Im Kannenstieg tut sich etwas

Das Wohnquartier Otto-Nagel-Straße/Johannes-R.-Becher-Straße macht von sich reden. Das gerade gestartete „Urban Gardening Projekt“ sorge für so viel Furore, dass sich sogar ein Staatssekretär die Sache persönlich im Kannenstieg anschaute.

Staatssekretär Sven Haller vom Ministerium für Infrastruktur und Digitales des Landes Sachsen-Anhalt war neugierig wie Schmidts Katze: „Ich wollte mir persönlich anschauen, wie von uns vergebene Fördermittel bei der Wohnraumsanierung tatsächlich wirken und wie man das teils konfliktreiche Zusammenleben unterschiedlicher Kulturen in einem dicht besiedelten Stadtteil kommunikativer gestalten kann.“ Zu beiden Fragen fuhr der Staatssekretär zwei Stunden später mit Antworten zurück ins Ministerium. So berichtete MWG-Vorstand Thomas Fischbeck, dass nach der Komplettsanierung des Zehngeschossers Otto-Nagel-Straße 8 dank Fördermittel Menschen mit Wohnberechtigungsschein zu Mieten von unter 6 Euro/qm zu beinahe Neubauqualität einziehen konnten. Die Durchschnittsmiete aller sanierten Wohnungen in der Otto-Nagel-Straße 7 und 8 liegt bei 5,91 Euro/qm: „Das hätten wir mit Neubau nie erreichen können. Je Quadratmeter wurden ca. 1.500 Euro im Kannenstieg investiert. Ein Neubau kostet heute zwischen 3.500 und 4.000 Euro“, so Fischbeck.
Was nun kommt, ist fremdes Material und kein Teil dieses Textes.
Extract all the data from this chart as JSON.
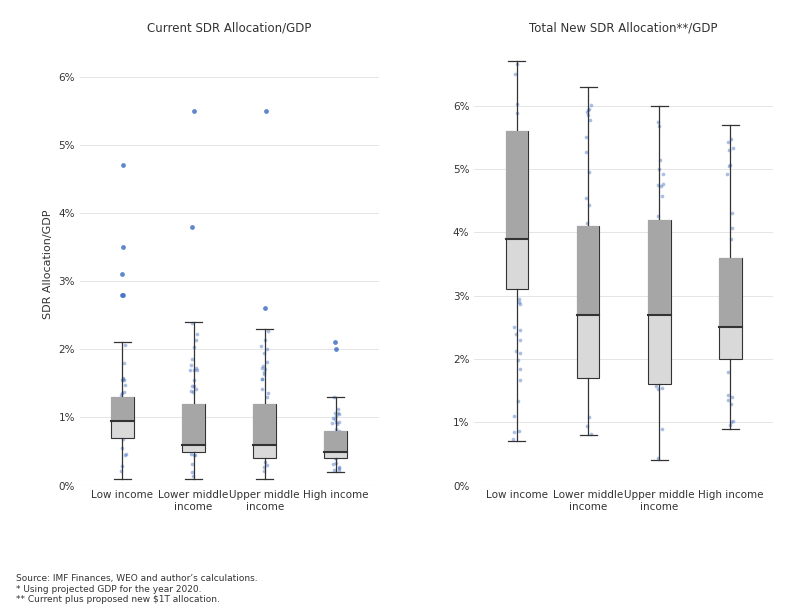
{
  "title_left": "Current SDR Allocation/GDP",
  "title_right": "Total New SDR Allocation**/GDP",
  "ylabel": "SDR Allocation/GDP",
  "categories": [
    "Low income",
    "Lower middle\nincome",
    "Upper middle\nincome",
    "High income"
  ],
  "background_color": "#ffffff",
  "footnotes": [
    "Source: IMF Finances, WEO and author’s calculations.",
    "* Using projected GDP for the year 2020.",
    "** Current plus proposed new $1T allocation."
  ],
  "left_boxes": {
    "Low income": {
      "whisker_low": 0.001,
      "q1": 0.007,
      "median": 0.0095,
      "q3": 0.013,
      "whisker_high": 0.021,
      "outliers_high": [
        0.028,
        0.028,
        0.031,
        0.035,
        0.047
      ]
    },
    "Lower middle\nincome": {
      "whisker_low": 0.001,
      "q1": 0.005,
      "median": 0.006,
      "q3": 0.012,
      "whisker_high": 0.024,
      "outliers_high": [
        0.038,
        0.055
      ]
    },
    "Upper middle\nincome": {
      "whisker_low": 0.001,
      "q1": 0.004,
      "median": 0.006,
      "q3": 0.012,
      "whisker_high": 0.023,
      "outliers_high": [
        0.026,
        0.055
      ]
    },
    "High income": {
      "whisker_low": 0.002,
      "q1": 0.004,
      "median": 0.005,
      "q3": 0.008,
      "whisker_high": 0.013,
      "outliers_high": [
        0.02,
        0.021
      ]
    }
  },
  "right_boxes": {
    "Low income": {
      "whisker_low": 0.007,
      "q1": 0.031,
      "median": 0.039,
      "q3": 0.056,
      "whisker_high": 0.067,
      "outliers_high": []
    },
    "Lower middle\nincome": {
      "whisker_low": 0.008,
      "q1": 0.017,
      "median": 0.027,
      "q3": 0.041,
      "whisker_high": 0.063,
      "outliers_high": []
    },
    "Upper middle\nincome": {
      "whisker_low": 0.004,
      "q1": 0.016,
      "median": 0.027,
      "q3": 0.042,
      "whisker_high": 0.06,
      "outliers_high": []
    },
    "High income": {
      "whisker_low": 0.009,
      "q1": 0.02,
      "median": 0.025,
      "q3": 0.036,
      "whisker_high": 0.057,
      "outliers_high": []
    }
  },
  "dot_color": "#4472c4",
  "box_light_color": "#d9d9d9",
  "box_dark_color": "#a6a6a6",
  "median_color": "#333333",
  "whisker_color": "#333333",
  "yticks": [
    0.0,
    0.01,
    0.02,
    0.03,
    0.04,
    0.05,
    0.06
  ],
  "yticklabels": [
    "0%",
    "1%",
    "2%",
    "3%",
    "4%",
    "5%",
    "6%"
  ],
  "ylim_left": [
    0,
    0.065
  ],
  "ylim_right": [
    0,
    0.07
  ]
}
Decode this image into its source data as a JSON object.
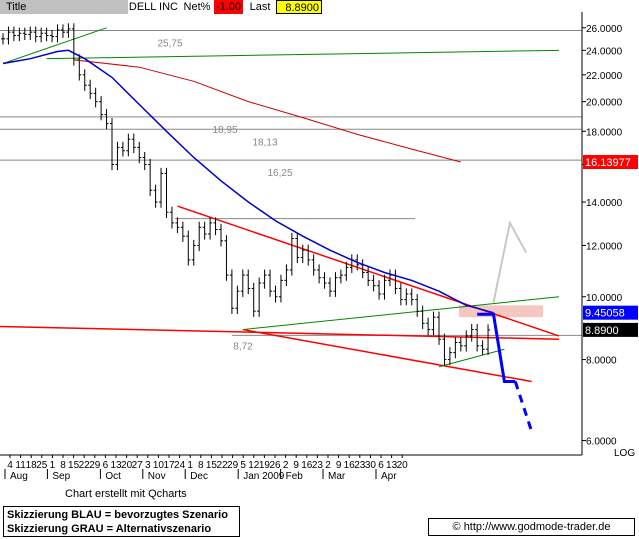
{
  "header": {
    "title_label": "Title",
    "symbol": "DELL INC",
    "net_label": "Net%",
    "net_value": "-1.00",
    "last_label": "Last",
    "last_value": "8.8900"
  },
  "footer": {
    "credit": "Chart erstellt mit Qcharts",
    "legend_blue": "Skizzierung BLAU = bevorzugtes Szenario",
    "legend_gray": "Skizzierung GRAU = Alternativszenario",
    "url": "© http://www.godmode-trader.de"
  },
  "chart_data": {
    "type": "candlestick",
    "symbol": "DELL INC",
    "scale": "log",
    "scale_label": "LOG",
    "ylim": [
      5.7,
      27.5
    ],
    "y_ticks": [
      "26.0000",
      "24.0000",
      "22.0000",
      "20.0000",
      "18.0000",
      "16.0000",
      "14.0000",
      "12.0000",
      "10.0000",
      "8.0000",
      "6.0000"
    ],
    "x_day_ticks": [
      "4",
      "11",
      "18",
      "25",
      "1",
      "8",
      "15",
      "22",
      "29",
      "6",
      "13",
      "20",
      "27",
      "3",
      "10",
      "17",
      "24",
      "1",
      "8",
      "15",
      "22",
      "29",
      "5",
      "12",
      "19",
      "26",
      "2",
      "9",
      "16",
      "23",
      "2",
      "9",
      "16",
      "23",
      "30",
      "6",
      "13",
      "20"
    ],
    "x_month_labels": [
      "Aug",
      "Sep",
      "Oct",
      "Nov",
      "Dec",
      "Jan 2009",
      "Feb",
      "Mar",
      "Apr"
    ],
    "x_month_positions": [
      0,
      4,
      9,
      13,
      17,
      22,
      26,
      30,
      35
    ],
    "horizontal_levels": [
      {
        "value": 25.75,
        "label": "25,75"
      },
      {
        "value": 18.95,
        "label": "18,95"
      },
      {
        "value": 18.13,
        "label": "18,13"
      },
      {
        "value": 16.25,
        "label": "16,25"
      },
      {
        "value": 8.72,
        "label": "8,72"
      }
    ],
    "price_flags": [
      {
        "value": "16.13977",
        "color": "#ff0000"
      },
      {
        "value": "9.45058",
        "color": "#0000ff"
      },
      {
        "value": "8.8900",
        "color": "#000000"
      }
    ],
    "close_series": [
      [
        0,
        25.0
      ],
      [
        1,
        25.6
      ],
      [
        2,
        25.3
      ],
      [
        3,
        25.5
      ],
      [
        4,
        25.4
      ],
      [
        5,
        25.6
      ],
      [
        6,
        25.2
      ],
      [
        7,
        25.5
      ],
      [
        8,
        25.3
      ],
      [
        9,
        25.2
      ],
      [
        10,
        25.8
      ],
      [
        11,
        25.6
      ],
      [
        12,
        25.9
      ],
      [
        13,
        23.2
      ],
      [
        14,
        22.0
      ],
      [
        15,
        21.2
      ],
      [
        16,
        20.6
      ],
      [
        17,
        20.0
      ],
      [
        18,
        19.1
      ],
      [
        19,
        18.5
      ],
      [
        20,
        16.0
      ],
      [
        21,
        17.0
      ],
      [
        22,
        16.8
      ],
      [
        23,
        17.5
      ],
      [
        24,
        17.0
      ],
      [
        25,
        16.4
      ],
      [
        26,
        16.0
      ],
      [
        27,
        14.6
      ],
      [
        28,
        14.0
      ],
      [
        29,
        15.5
      ],
      [
        30,
        13.5
      ],
      [
        31,
        13.0
      ],
      [
        32,
        12.8
      ],
      [
        33,
        12.4
      ],
      [
        34,
        11.4
      ],
      [
        35,
        12.0
      ],
      [
        36,
        12.8
      ],
      [
        37,
        12.5
      ],
      [
        38,
        13.0
      ],
      [
        39,
        12.7
      ],
      [
        40,
        12.2
      ],
      [
        41,
        10.8
      ],
      [
        42,
        9.6
      ],
      [
        43,
        10.2
      ],
      [
        44,
        10.8
      ],
      [
        45,
        10.3
      ],
      [
        46,
        9.5
      ],
      [
        47,
        10.5
      ],
      [
        48,
        10.8
      ],
      [
        49,
        10.2
      ],
      [
        50,
        10.0
      ],
      [
        51,
        10.6
      ],
      [
        52,
        11.0
      ],
      [
        53,
        12.3
      ],
      [
        54,
        11.5
      ],
      [
        55,
        11.8
      ],
      [
        56,
        11.4
      ],
      [
        57,
        11.0
      ],
      [
        58,
        10.7
      ],
      [
        59,
        10.5
      ],
      [
        60,
        10.2
      ],
      [
        61,
        10.7
      ],
      [
        62,
        10.8
      ],
      [
        63,
        11.1
      ],
      [
        64,
        11.4
      ],
      [
        65,
        11.2
      ],
      [
        66,
        10.9
      ],
      [
        67,
        10.6
      ],
      [
        68,
        10.4
      ],
      [
        69,
        10.1
      ],
      [
        70,
        10.6
      ],
      [
        71,
        10.8
      ],
      [
        72,
        10.3
      ],
      [
        73,
        9.9
      ],
      [
        74,
        10.1
      ],
      [
        75,
        9.9
      ],
      [
        76,
        9.5
      ],
      [
        77,
        9.1
      ],
      [
        78,
        8.9
      ],
      [
        79,
        9.3
      ],
      [
        80,
        8.6
      ],
      [
        81,
        8.0
      ],
      [
        82,
        8.2
      ],
      [
        83,
        8.5
      ],
      [
        84,
        8.4
      ],
      [
        85,
        8.7
      ],
      [
        86,
        8.9
      ],
      [
        87,
        8.4
      ],
      [
        88,
        8.3
      ],
      [
        89,
        8.89
      ]
    ],
    "blue_ma_series": [
      [
        0,
        22.9
      ],
      [
        5,
        23.3
      ],
      [
        10,
        23.9
      ],
      [
        12,
        24.0
      ],
      [
        15,
        23.3
      ],
      [
        20,
        21.8
      ],
      [
        25,
        19.8
      ],
      [
        30,
        18.0
      ],
      [
        35,
        16.4
      ],
      [
        40,
        15.1
      ],
      [
        45,
        14.0
      ],
      [
        50,
        13.1
      ],
      [
        55,
        12.4
      ],
      [
        60,
        11.8
      ],
      [
        65,
        11.3
      ],
      [
        70,
        10.9
      ],
      [
        75,
        10.6
      ],
      [
        80,
        10.2
      ],
      [
        85,
        9.7
      ],
      [
        90,
        9.45
      ]
    ],
    "red_ma_series": [
      [
        13,
        23.2
      ],
      [
        25,
        22.6
      ],
      [
        35,
        21.5
      ],
      [
        45,
        20.0
      ],
      [
        55,
        18.9
      ],
      [
        65,
        17.8
      ],
      [
        75,
        16.9
      ],
      [
        84,
        16.14
      ]
    ],
    "trendlines": [
      {
        "color": "#008800",
        "points": [
          [
            0,
            22.9
          ],
          [
            19,
            26.0
          ]
        ]
      },
      {
        "color": "#008800",
        "points": [
          [
            8,
            23.3
          ],
          [
            102,
            24.0
          ]
        ]
      },
      {
        "color": "#ff0000",
        "points": [
          [
            32,
            13.8
          ],
          [
            102,
            8.7
          ]
        ]
      },
      {
        "color": "#ff0000",
        "points": [
          [
            -1,
            9.0
          ],
          [
            102,
            8.6
          ]
        ]
      },
      {
        "color": "#ff0000",
        "points": [
          [
            44,
            8.9
          ],
          [
            97,
            7.4
          ]
        ]
      },
      {
        "color": "#008800",
        "points": [
          [
            44,
            8.9
          ],
          [
            102,
            10.0
          ]
        ]
      },
      {
        "color": "#008800",
        "points": [
          [
            80,
            7.8
          ],
          [
            92,
            8.3
          ]
        ]
      }
    ],
    "scenario_blue": [
      [
        87,
        9.4
      ],
      [
        90,
        9.4
      ],
      [
        92,
        7.4
      ],
      [
        94,
        7.4
      ],
      [
        97,
        6.2
      ]
    ],
    "scenario_gray": [
      [
        90,
        9.8
      ],
      [
        93,
        13.0
      ],
      [
        96,
        11.7
      ]
    ],
    "series_colors": {
      "price": "#000000",
      "blue_ma": "#0000cc",
      "red_ma": "#cc0000",
      "trendline_red": "#ff0000",
      "trendline_green": "#008800",
      "scenario_blue": "#0000ff",
      "scenario_gray": "#c8c8c8",
      "resistance_zone": "#f4c8c0"
    }
  }
}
Eingeschlossen sind hierbei die Schaffung von Gemeinschaftsräumen im Erdgeschoss für Begegnungen der Familien, aber auch Abstellräume für Fahrräder, Kinderwagen und ein Hausmeisterbüro. Das begeisterte auch Dr. Ingo Gottschalk, Beigeordneter Soziales, Jugend und Gesundheit: „Ich freue mich über solche Projekte sehr, berücksichtigen sie doch auf charmante Weise die Interessen von Familien nach Kommunikation und Gemeinsamkeit mit der Nachbarschaft.“ Statt der in Plattenbau-Zehngeschossern üblichen 2- und 3-Raum-Wohnungen kann die MWG durch Grundrissänderungen nun u. a. mehr 4-Raum-Wohnungen anbieten: „Bis auf eine Wohnung, die erst vor wenigen Tagen durch einen Auszug frei geworden ist, sind alle vermietet.“

Angesichts des teils schwierigen Zusammenlebens verschiedener Kulturen im Quartier, in dem es neben den MWG-Eingängen auch Wobau-Häuser gibt, konnten die Geschäftsstellenleiter von Wobau (Tobias Hoffmann) und der MWG (Torsten Wiemann) über eine Idee berichten, die wider Erwarten Wirkung zeigt: „Wir haben den Zaun zwischen unseren Innenhöfen abgebaut und stattdessen acht Hochbeete gesetzt. Die Idee des Unternehmens ,Ackerpause’ fanden wir alle zwar großartig, waren aber skeptisch, ob die Umsetzung des sogenannten Urban Gardening Projektes im Kannenstieg funktioniert.“ Einige Wochen später deutet sich an, dass die Beetpatenschaften funktionieren. Bei Hallers Besuch wuchsen noch in allen Beeten Radieschen, Salat, Erdbeeren und Kräuter heran. Statt des gefürchteten „Pflanzenklaus“ sieht man eifrige Mieter verschiedener Nationen, die die Pflanzen täglich gießen. Das „Urban Gardening Projekt“ wird durch MWG, Wobau und dem Unternehmen „Ackerpause“ betrieben. Darüber hinaus gibt es eine Kooperation beider Wohnungsunternehmen mit der Stadt zur Verbesserung des Zusammenlebens im Kannenstieg. In diesem Zuge übernimmt die arabische Sozialarbeiterin Frau Hijazi als Mitarbeiterin zur Integrationgemeinwesenarbeit Aufgaben und schafft gemeinsame Angebote.

Foto: Staatssekretär Sven Haller (M.), schaut sich mit MWG-Wohnungsmarktleiter Nord Torsten Wiemann (l.) und MWG-Vertriebsleiter Matthias Altrichter (r.) eines der Hochbeete im Innenhof der Otto-Nagel-Straße an.